После решения Московской конференции о «пробных шарах» из вражеских стран связи демократов с противником не оборвались. Их упаковка становилась все непроглядней, отчего доверие тоже не выигрывало. Существует сводная справка Управления стратегических служб США о связях и зондажах, осуществлявшихся при участии американской разведки в Европе с представителями вражеских стран и их посредниками. Опубликована пока лишь сопроводительная записка У. Донована к докладу-справке [747] . По-видимому, в справке содержатся кое-какие изюмины, иначе чего бы таиться. Но сверхновое по сути, не по именам, вряд ли там присутствует.

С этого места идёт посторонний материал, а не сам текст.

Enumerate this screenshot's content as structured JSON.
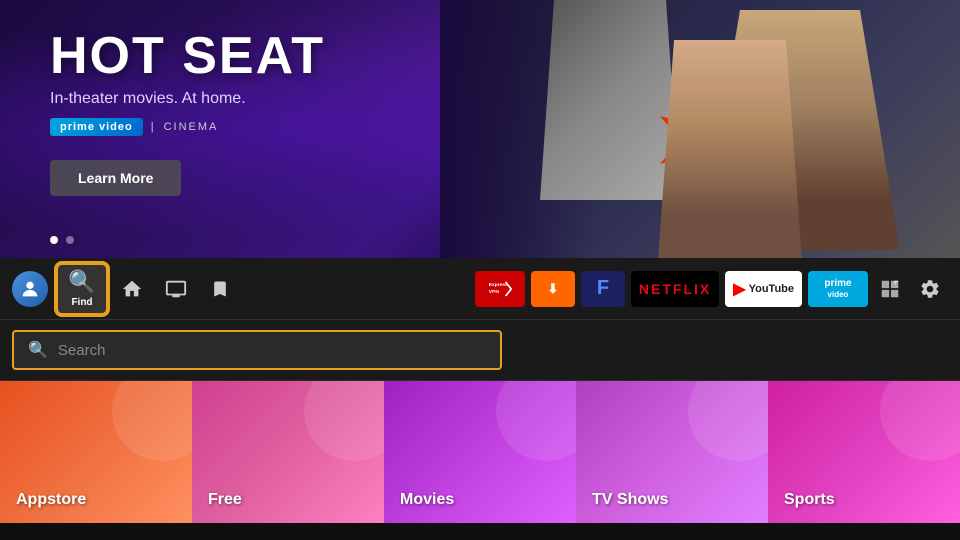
{
  "hero": {
    "title": "HOT SEAT",
    "subtitle": "In-theater movies. At home.",
    "brand": "prime video",
    "cinema": "CINEMA",
    "learn_more": "Learn More",
    "dots": [
      {
        "active": true
      },
      {
        "active": false
      }
    ]
  },
  "navbar": {
    "profile_icon": "👤",
    "find_label": "Find",
    "home_icon": "⌂",
    "tv_icon": "📺",
    "bookmark_icon": "🔖",
    "apps": [
      {
        "name": "ExpressVPN",
        "key": "expressvpn"
      },
      {
        "name": "Downloader",
        "key": "downloader"
      },
      {
        "name": "F",
        "key": "f"
      },
      {
        "name": "NETFLIX",
        "key": "netflix"
      },
      {
        "name": "YouTube",
        "key": "youtube"
      },
      {
        "name": "prime video",
        "key": "prime"
      }
    ],
    "grid_icon": "⊞",
    "settings_icon": "⚙"
  },
  "search": {
    "placeholder": "Search"
  },
  "categories": [
    {
      "label": "Appstore",
      "color_key": "orange"
    },
    {
      "label": "Free",
      "color_key": "pink"
    },
    {
      "label": "Movies",
      "color_key": "purple"
    },
    {
      "label": "TV Shows",
      "color_key": "violet"
    },
    {
      "label": "Sports",
      "color_key": "magenta"
    }
  ]
}
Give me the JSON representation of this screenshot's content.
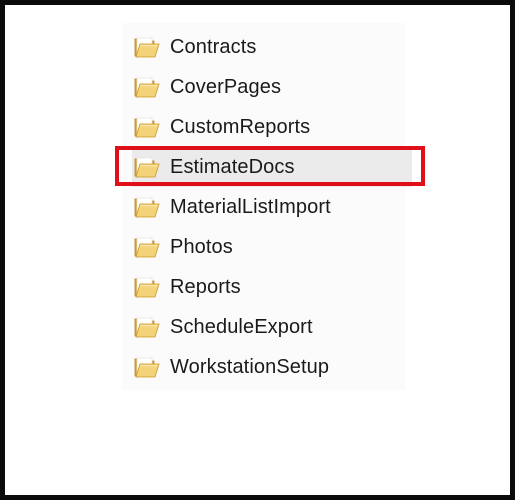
{
  "folders": [
    {
      "name": "Contracts",
      "selected": false
    },
    {
      "name": "CoverPages",
      "selected": false
    },
    {
      "name": "CustomReports",
      "selected": false
    },
    {
      "name": "EstimateDocs",
      "selected": true
    },
    {
      "name": "MaterialListImport",
      "selected": false
    },
    {
      "name": "Photos",
      "selected": false
    },
    {
      "name": "Reports",
      "selected": false
    },
    {
      "name": "ScheduleExport",
      "selected": false
    },
    {
      "name": "WorkstationSetup",
      "selected": false
    }
  ],
  "highlight": {
    "target": "EstimateDocs",
    "color": "#e0101a"
  },
  "icon": "folder-icon",
  "colors": {
    "folder_front": "#f4d27a",
    "folder_back": "#d9a93a",
    "selection": "#ebebeb"
  }
}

Хотя чего не бывает.
Контакты англичан и американцев, в том числе с нацистской верхушкой, поддерживались вплоть до мая 1945 года, чаще через «двойников» из рядов верхушечной оппозиции, через деловые круги, «нейтралов», при посредничестве турецкой, шведской и швейцарской разведок, представителей правительств Испании, Португалии, Турции, Швейцарии, Швеции и Ватикана [748] . Этот слепок дает некоторое представление о размахе операций на невидимом фронте. Но в 1943 году и позже нарастанием количества дело не обошлось. Складывалось новое качество, которое приглашает к корректировке целого ряда устоявшихся оценок и понятий.
Нельзя принимать за данность утверждения, будто западные державы оставались «безразличными» и «безучастными» к активности антигитлеровской и антинацистской оппозиции внутри Германии. В данном случае собирательные понятия «Вашингтон» и «Лондон» не всегда годятся, ибо способны сбить с толку.
Оставим в стороне различия между правительственной и неправительственной линиями. Но и в том, что нельзя вычленить из государственных структур, имелся веер цветов и оттенков, на любой вкус – «личный», «деловой», «профессиональный». Подчеркнутую «сдержанность» в политическом пентхаусе касательно зондажей истинных и мнимых оппозиционеров из рейха этажами ниже и особенно в пристройках да флигелях не принимали за «нет» Белого дома или Даунинг-стрит, за амбарный замок на шлагбауме. Интерес к «альтернативам Гитлеру» никогда не угасал. Со временем он приобрел специфический характер.
На этом последнем – специфическом – интересе, не отменяющем значения политических, дипломатических, экономических контактов и в известной мере пересекавшемся с ними, надо бы задержаться.
Интеллидженс сервис (МИ-5) располагала солидной базой в Германии. Если в 1938–1939 годах информация в Лондон шла с уровня начальников отделов абвера, то не позднее декабря 1940 года на прямую связь с известным «С» – шефом британской разведки – вышел сам адмирал В. Канарис. Их личная встреча в 1943 году упоминалась. Естественно, ее надо понимать как нечто экстраординарное, призванное освятить договоренности, которые не вверяются даже сверхдоверенным агентам. Мы не отклонимся от истины, приняв гипотезу: руководители двух разведслужб обговаривали действия, призванные обеспечить успех операции «Рэнкин». В июне 1944 года сэр Стюарт Грэхем Мэнзис («С») получил от немецкого коллеги обстоятельную информацию о планах верхушечной оппозиции по физическому устранению фюрера.
Даже имея в наличии все без изъятий архивные материалы МИ-5 и Управления стратегических служб США, было бы сложно установить, кого Канарис жаловал больше – англичан или американцев – и кто – Лондон или Вашингтон – эффективней пользовался возможностями шефа абвера [749] . Западные союзники скупо делились между собой разведанными секретами. Факт контактов УСС с заговорщиками 20 июля был раскрыт без «излишних» подробностей перед англичанами лишь после взрыва в «волчьем логове». Вроде бы и Мэнзис своих тайн американцам не поведал.